Still, for it to look realistic, I couldn't venture very much longer with the extension hair than my own broken hair's length. For the most part I kept the fake length just long enough to peek out from beneath my texturized waves. But one time I became frustrated and hair hungry. I wanted me some long hair darnit. So I bought some new, tightly s-waved nylon hair. And in the very back, I put in about five of those long extensions, just in my kitchen area. These few strands were long enough to brush my lower back.
The thing is, as I remember it, this couldn't have been a good look for anyone. Hadn't I basically given myself a terrible, terrible mullet made of scraggly nylon pieces? From the back view, my head must have appeared shaped like a bell of texturized fuzz with about five octopus tendrils of fake hair hanging down from out of it. I must have looked like either a crazy hair person, or a person who had forgotten to remove the last few pieces of her extensions. At the time I was giddy with hair and it impaired my judgment.
I remember taking it out for a test drive. I walked around in downtown Louisville during a summer visit with my mom. I remember having two opposing feelings as I walked around: As I moved, I could feel the nylon hair gently swaying against my back. I had never felt that before, and I was exhilarated. It was the nicest feeling I could imagine at that moment. What I wouldn't do for real hair like that! Yet, on the other hand, I knew those extensions were too long. I knew there was no way anyone was buying it. I kept waiting to be called out. I almost wished someone would say something to yank me back to reality.

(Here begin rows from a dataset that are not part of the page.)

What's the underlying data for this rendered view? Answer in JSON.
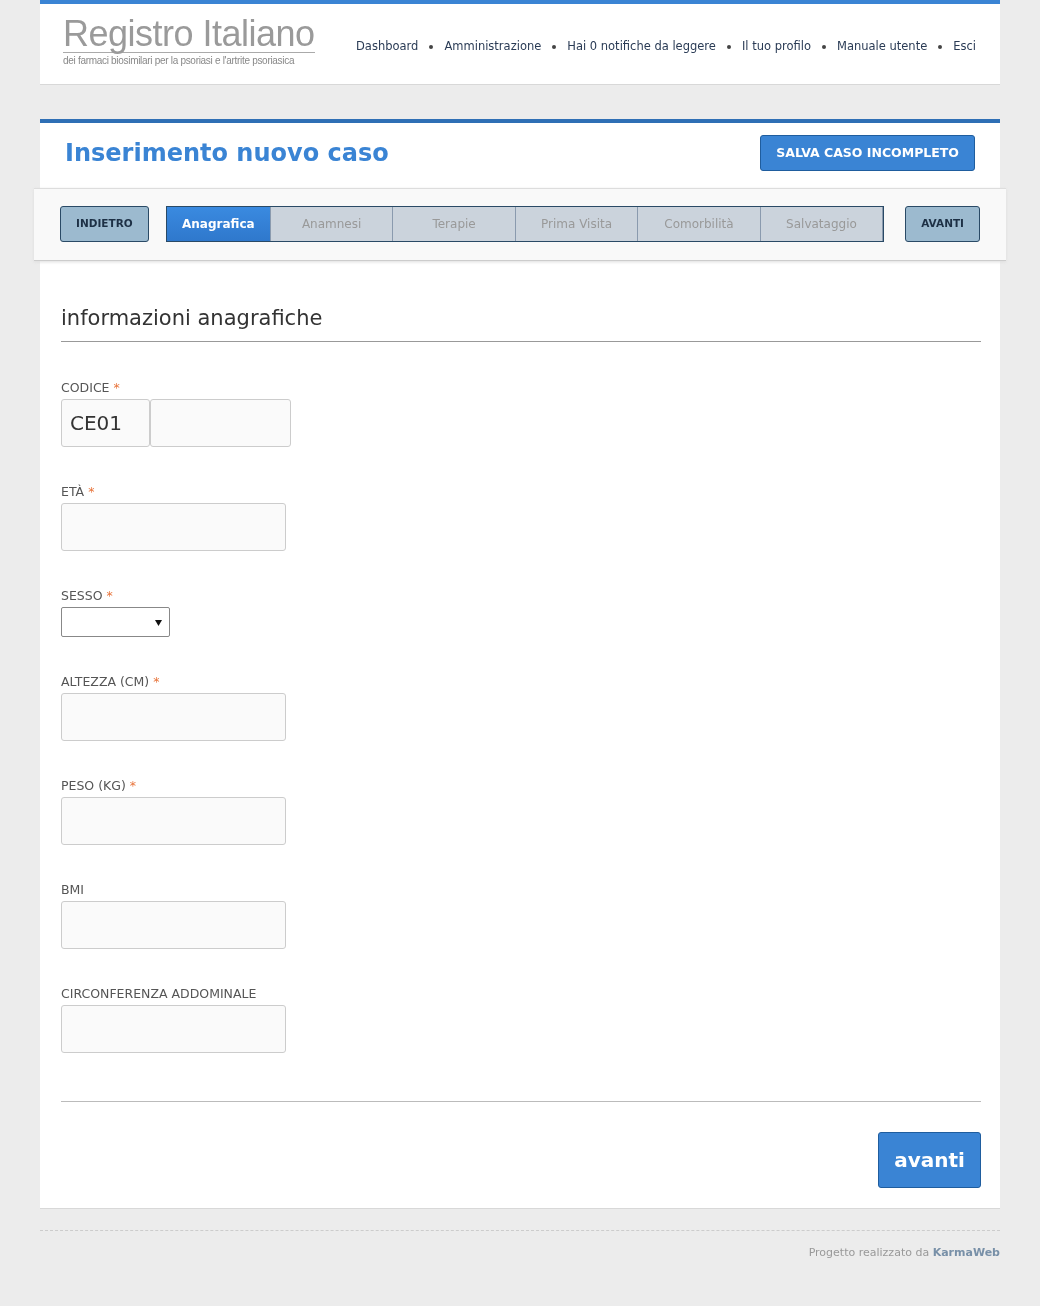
{
  "header": {
    "logo_title": "Registro Italiano",
    "logo_subtitle": "dei farmaci biosimilari per la psoriasi e l'artrite psoriasica",
    "nav": [
      "Dashboard",
      "Amministrazione",
      "Hai 0 notifiche da leggere",
      "Il tuo profilo",
      "Manuale utente",
      "Esci"
    ]
  },
  "page": {
    "title": "Inserimento nuovo caso",
    "save_button": "SALVA CASO INCOMPLETO"
  },
  "wizard": {
    "back": "INDIETRO",
    "next": "AVANTI",
    "steps": [
      {
        "label": "Anagrafica",
        "selected": true
      },
      {
        "label": "Anamnesi",
        "selected": false
      },
      {
        "label": "Terapie",
        "selected": false
      },
      {
        "label": "Prima Visita",
        "selected": false
      },
      {
        "label": "Comorbilità",
        "selected": false
      },
      {
        "label": "Salvataggio",
        "selected": false
      }
    ]
  },
  "form": {
    "section_title": "informazioni anagrafiche",
    "fields": [
      {
        "kind": "split",
        "label": "CODICE",
        "required_mark": "*",
        "value": "CE01"
      },
      {
        "kind": "input",
        "label": "ETÀ",
        "required_mark": "*"
      },
      {
        "kind": "select",
        "label": "SESSO",
        "required_mark": "*"
      },
      {
        "kind": "input",
        "label": "ALTEZZA (CM)",
        "required_mark": "*"
      },
      {
        "kind": "input",
        "label": "PESO (KG)",
        "required_mark": "*"
      },
      {
        "kind": "input",
        "label": "BMI"
      },
      {
        "kind": "input",
        "label": "CIRCONFERENZA ADDOMINALE"
      }
    ],
    "submit": "avanti"
  },
  "footer": {
    "text": "Progetto realizzato da **KarmaWeb**"
  }
}
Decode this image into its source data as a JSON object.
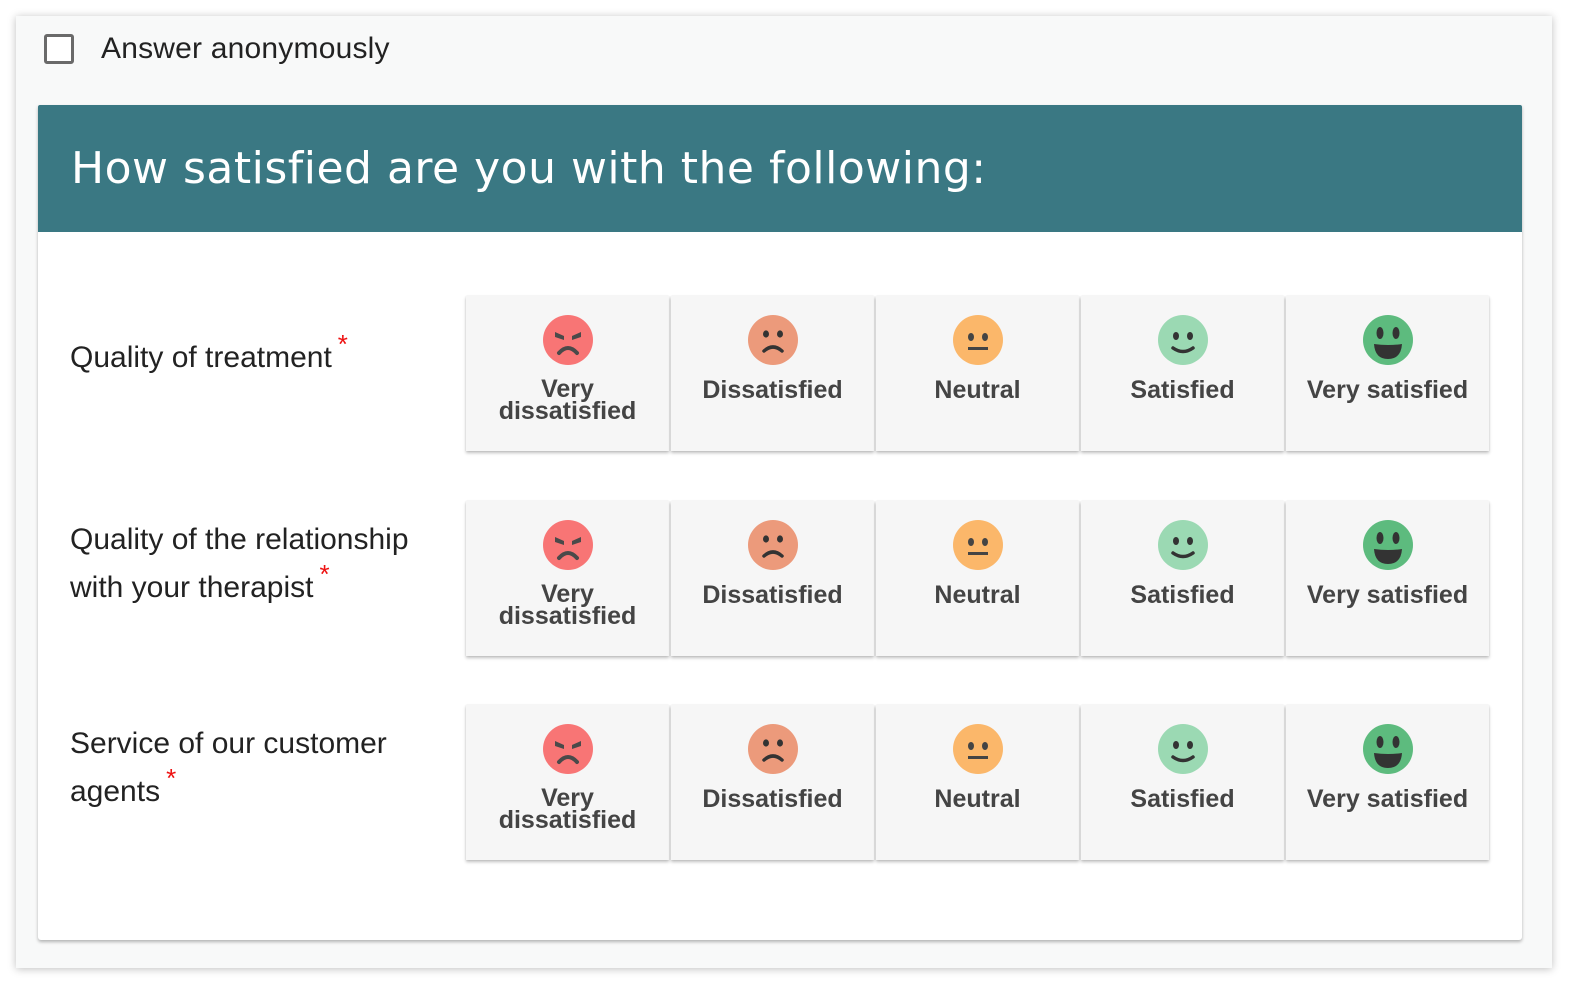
{
  "anonymous": {
    "label": "Answer anonymously",
    "checked": false
  },
  "panel": {
    "title": "How satisfied are you with the following:"
  },
  "colors": {
    "header": "#3a7883",
    "required": "#ee1111",
    "very_dissatisfied": "#f87575",
    "dissatisfied": "#ec9a7b",
    "neutral": "#fbb76a",
    "satisfied": "#9bd9b3",
    "very_satisfied": "#5dbb7e"
  },
  "scale": [
    {
      "label_line1": "Very",
      "label_line2": "dissatisfied",
      "icon": "angry-face-icon"
    },
    {
      "label_line1": "Dissatisfied",
      "label_line2": "",
      "icon": "frown-face-icon"
    },
    {
      "label_line1": "Neutral",
      "label_line2": "",
      "icon": "neutral-face-icon"
    },
    {
      "label_line1": "Satisfied",
      "label_line2": "",
      "icon": "smile-face-icon"
    },
    {
      "label_line1": "Very satisfied",
      "label_line2": "",
      "icon": "grin-face-icon"
    }
  ],
  "questions": [
    {
      "line1": "Quality of treatment",
      "line2": "",
      "required_mark": "*"
    },
    {
      "line1": "Quality of the relationship",
      "line2": "with your therapist",
      "required_mark": "*"
    },
    {
      "line1": "Service of our customer",
      "line2": "agents",
      "required_mark": "*"
    }
  ]
}
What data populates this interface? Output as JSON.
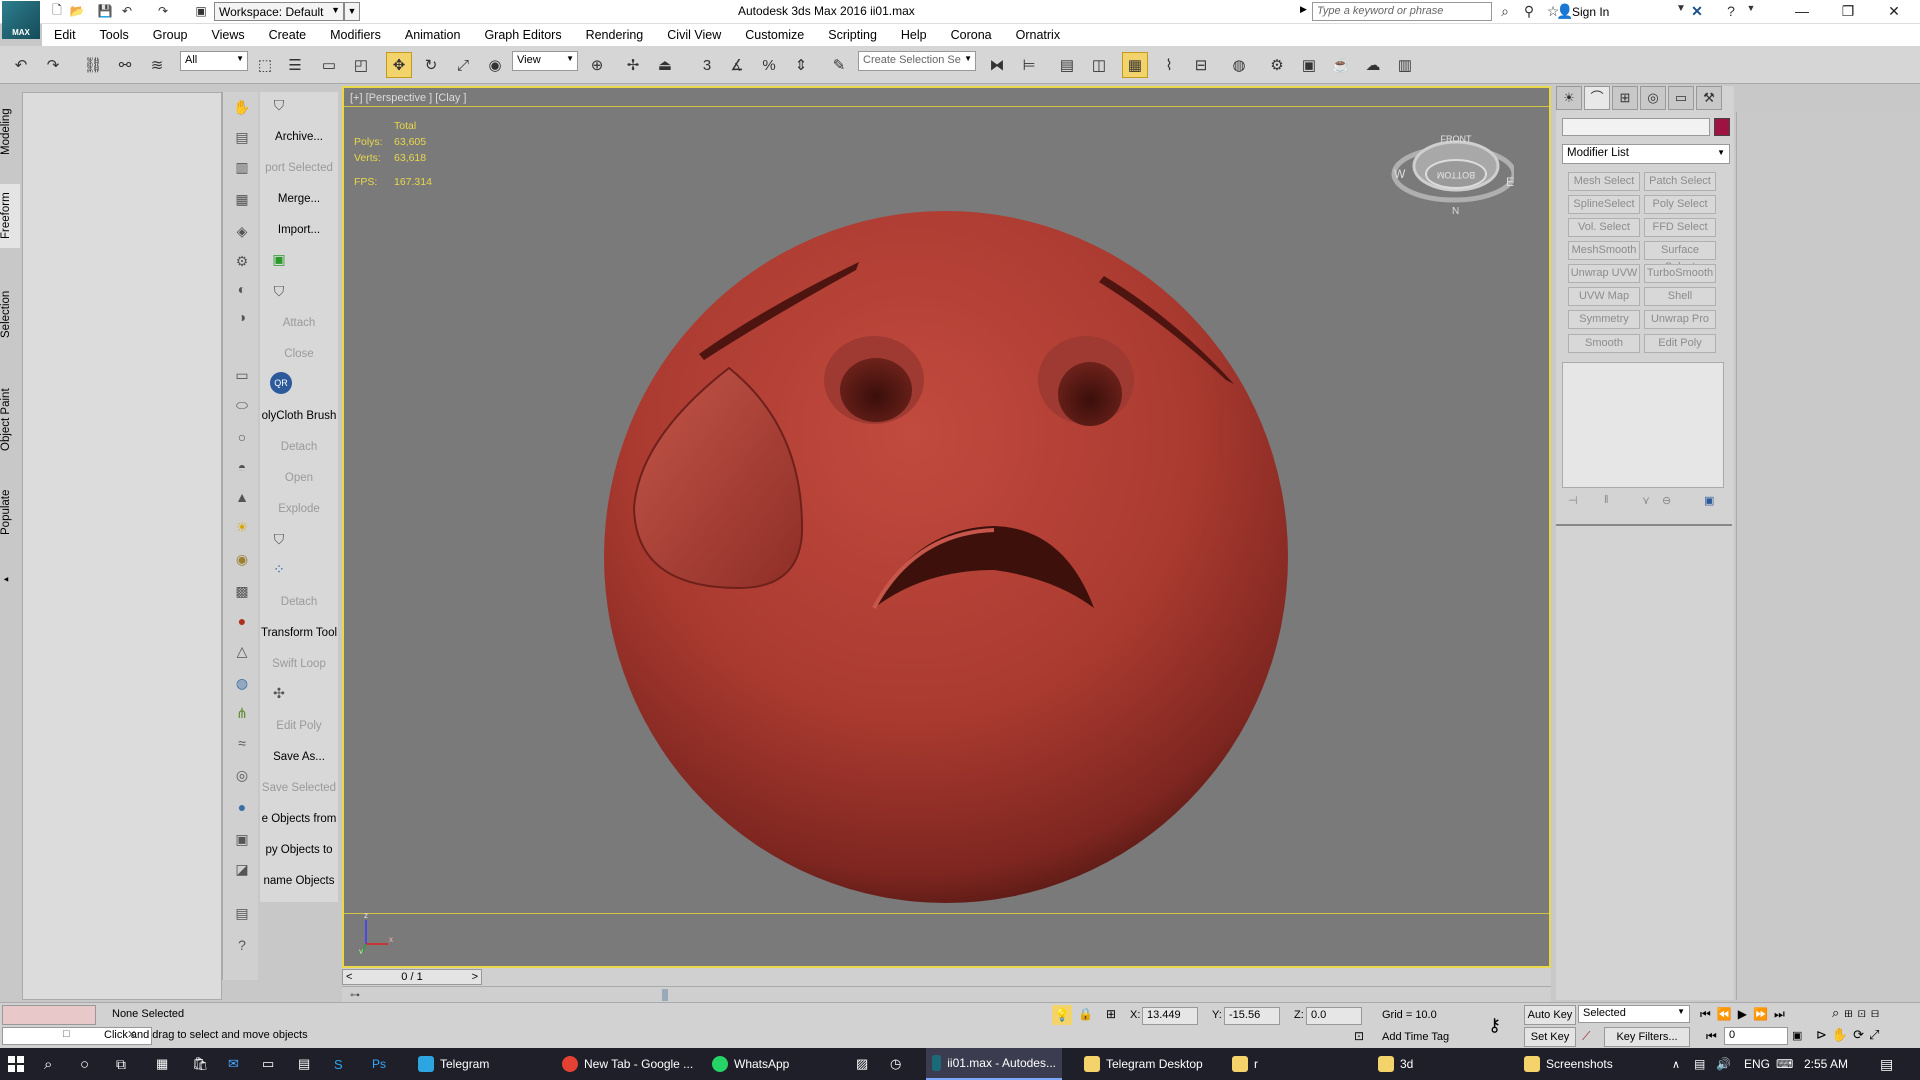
{
  "app": {
    "logo_text": "MAX",
    "title": "Autodesk 3ds Max 2016     ii01.max",
    "workspace": "Workspace: Default",
    "search_placeholder": "Type a keyword or phrase",
    "sign_in": "Sign In"
  },
  "menu": [
    "Edit",
    "Tools",
    "Group",
    "Views",
    "Create",
    "Modifiers",
    "Animation",
    "Graph Editors",
    "Rendering",
    "Civil View",
    "Customize",
    "Scripting",
    "Help",
    "Corona",
    "Ornatrix"
  ],
  "toolbar": {
    "filter": "All",
    "ref_coord": "View",
    "selection_set_placeholder": "Create Selection Se"
  },
  "side_tabs": [
    "Modeling",
    "Freeform",
    "Selection",
    "Object Paint",
    "Populate"
  ],
  "tools_labels": [
    {
      "label": "Archive...",
      "dim": false
    },
    {
      "label": "port Selected",
      "dim": true
    },
    {
      "label": "Merge...",
      "dim": false
    },
    {
      "label": "Import...",
      "dim": false
    },
    {
      "label": "Attach",
      "dim": true
    },
    {
      "label": "Close",
      "dim": true
    },
    {
      "label": "olyCloth Brush",
      "dim": false
    },
    {
      "label": "Detach",
      "dim": true
    },
    {
      "label": "Open",
      "dim": true
    },
    {
      "label": "Explode",
      "dim": true
    },
    {
      "label": "Detach",
      "dim": true
    },
    {
      "label": "Transform Tool",
      "dim": false
    },
    {
      "label": "Swift Loop",
      "dim": true
    },
    {
      "label": "Edit Poly",
      "dim": true
    },
    {
      "label": "Save As...",
      "dim": false
    },
    {
      "label": "Save Selected",
      "dim": true
    },
    {
      "label": "e Objects from",
      "dim": false
    },
    {
      "label": "py Objects to",
      "dim": false
    },
    {
      "label": "name Objects",
      "dim": false
    }
  ],
  "viewport": {
    "label": "[+] [Perspective ] [Clay ]",
    "stats_header": "Total",
    "polys_label": "Polys:",
    "polys": "63,605",
    "verts_label": "Verts:",
    "verts": "63,618",
    "fps_label": "FPS:",
    "fps": "167.314",
    "viewcube_top": "FRONT",
    "viewcube_face": "BOTTOM",
    "object_color": "#b8443a"
  },
  "timeline": {
    "frame": "0 / 1"
  },
  "command_panel": {
    "modifier_list": "Modifier List",
    "object_color": "#9e1341",
    "modifiers": [
      [
        "Mesh Select",
        "Patch Select"
      ],
      [
        "SplineSelect",
        "Poly Select"
      ],
      [
        "Vol. Select",
        "FFD Select"
      ],
      [
        "MeshSmooth",
        "Surface Select"
      ],
      [
        "Unwrap UVW",
        "TurboSmooth"
      ],
      [
        "UVW Map",
        "Shell"
      ],
      [
        "Symmetry",
        "Unwrap Pro"
      ],
      [
        "Smooth",
        "Edit Poly"
      ]
    ]
  },
  "status": {
    "selection": "None Selected",
    "prompt": "Click and drag to select and move objects",
    "x_label": "X:",
    "x": "13.449",
    "y_label": "Y:",
    "y": "-15.56",
    "z_label": "Z:",
    "z": "0.0",
    "grid": "Grid = 10.0",
    "add_time_tag": "Add Time Tag",
    "auto_key": "Auto Key",
    "set_key": "Set Key",
    "selected": "Selected",
    "key_filters": "Key Filters...",
    "frame_field": "0"
  },
  "taskbar": {
    "items": [
      "Telegram",
      "New Tab - Google ...",
      "WhatsApp",
      "ii01.max - Autodes...",
      "Telegram Desktop",
      "r",
      "3d",
      "Screenshots"
    ],
    "lang": "ENG",
    "time": "2:55 AM"
  }
}
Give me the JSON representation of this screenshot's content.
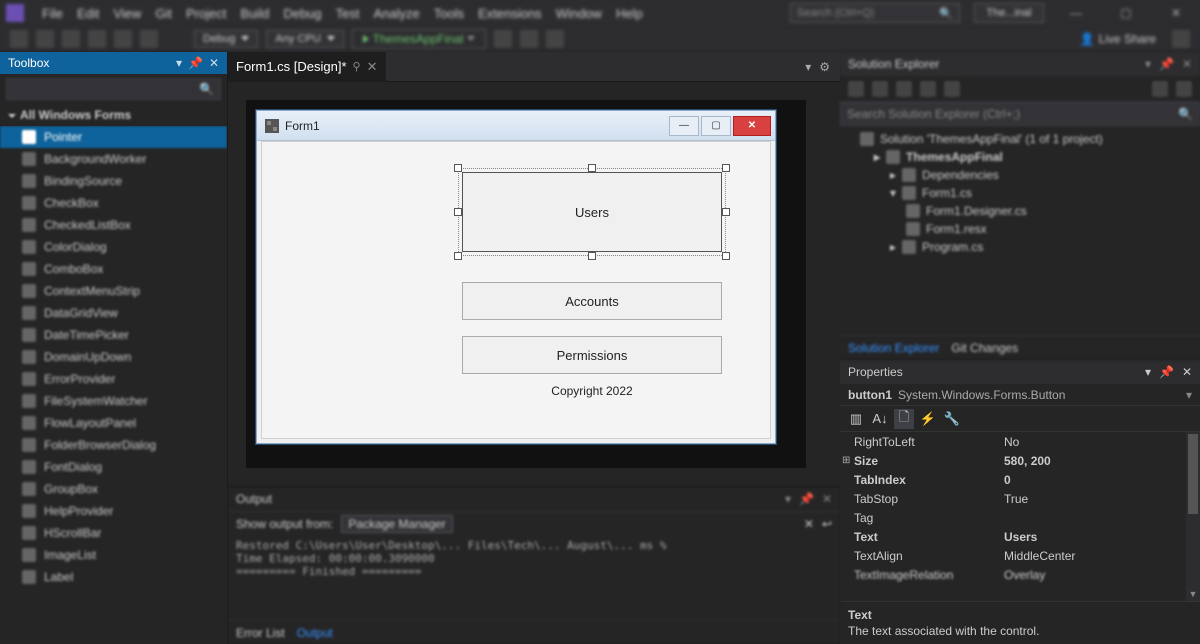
{
  "menubar": {
    "items": [
      "File",
      "Edit",
      "View",
      "Git",
      "Project",
      "Build",
      "Debug",
      "Test",
      "Analyze",
      "Tools",
      "Extensions",
      "Window",
      "Help"
    ],
    "search_placeholder": "Search (Ctrl+Q)",
    "project_badge": "The...inal"
  },
  "toolbar": {
    "config": "Debug",
    "platform": "Any CPU",
    "start_label": "ThemesAppFinal",
    "liveshare": "Live Share"
  },
  "tabs": {
    "active": "Form1.cs [Design]*"
  },
  "toolbox": {
    "title": "Toolbox",
    "section": "All Windows Forms",
    "items": [
      "Pointer",
      "BackgroundWorker",
      "BindingSource",
      "CheckBox",
      "CheckedListBox",
      "ColorDialog",
      "ComboBox",
      "ContextMenuStrip",
      "DataGridView",
      "DateTimePicker",
      "DomainUpDown",
      "ErrorProvider",
      "FileSystemWatcher",
      "FlowLayoutPanel",
      "FolderBrowserDialog",
      "FontDialog",
      "GroupBox",
      "HelpProvider",
      "HScrollBar",
      "ImageList",
      "Label"
    ]
  },
  "form": {
    "title": "Form1",
    "buttons": {
      "users": "Users",
      "accounts": "Accounts",
      "permissions": "Permissions"
    },
    "copyright": "Copyright 2022"
  },
  "output": {
    "title": "Output",
    "show_from_label": "Show output from:",
    "source": "Package Manager",
    "error_list": "Error List",
    "output_tab": "Output"
  },
  "solexp": {
    "title": "Solution Explorer",
    "search_placeholder": "Search Solution Explorer (Ctrl+;)",
    "nodes": {
      "solution": "Solution 'ThemesAppFinal' (1 of 1 project)",
      "project": "ThemesAppFinal",
      "deps": "Dependencies",
      "form": "Form1.cs",
      "designer": "Form1.Designer.cs",
      "resx": "Form1.resx",
      "program": "Program.cs"
    },
    "tabs": {
      "sol": "Solution Explorer",
      "git": "Git Changes"
    }
  },
  "properties": {
    "title": "Properties",
    "object_name": "button1",
    "object_type": "System.Windows.Forms.Button",
    "rows": [
      {
        "name": "RightToLeft",
        "value": "No",
        "bold": false
      },
      {
        "name": "Size",
        "value": "580, 200",
        "bold": true,
        "expandable": true
      },
      {
        "name": "TabIndex",
        "value": "0",
        "bold": true
      },
      {
        "name": "TabStop",
        "value": "True",
        "bold": false
      },
      {
        "name": "Tag",
        "value": "",
        "bold": false
      },
      {
        "name": "Text",
        "value": "Users",
        "bold": true
      },
      {
        "name": "TextAlign",
        "value": "MiddleCenter",
        "bold": false
      },
      {
        "name": "TextImageRelation",
        "value": "Overlay",
        "bold": false,
        "blur": true
      }
    ],
    "desc_name": "Text",
    "desc_text": "The text associated with the control."
  }
}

No one said anything to me, but I took them out that night anyway. I consoled myself with the bittersweet memories of feeling the soft swish of hair against my back; the stuff of dreams.
So when I felt that cold wet smack of hair in a very personal area the other day, I realized my real hair is now much longer than that fake hair I couldn't pull off wearing years ago ever was.
And now, things are so different. In a tank top I can feel my real curls gently swish against the exposed skin on my back between the top and the bottom of my pyjamas. And though it's now been several years that I've been able to enjoy the swoosh of my hair against my back, I still get that rush. Like having been hungry for so long, and now I'm eating my favorite food and I'm still grateful for it. Like I still can't get over that I don't have to go home and take out all that phony hair in shame. That I don't have to walk around obsessed with whether my fake hair could be detected or not (that one was easy—it could be). And that I actually get to keep this hair, and it didn't come home with me in a crinkly plastic bag.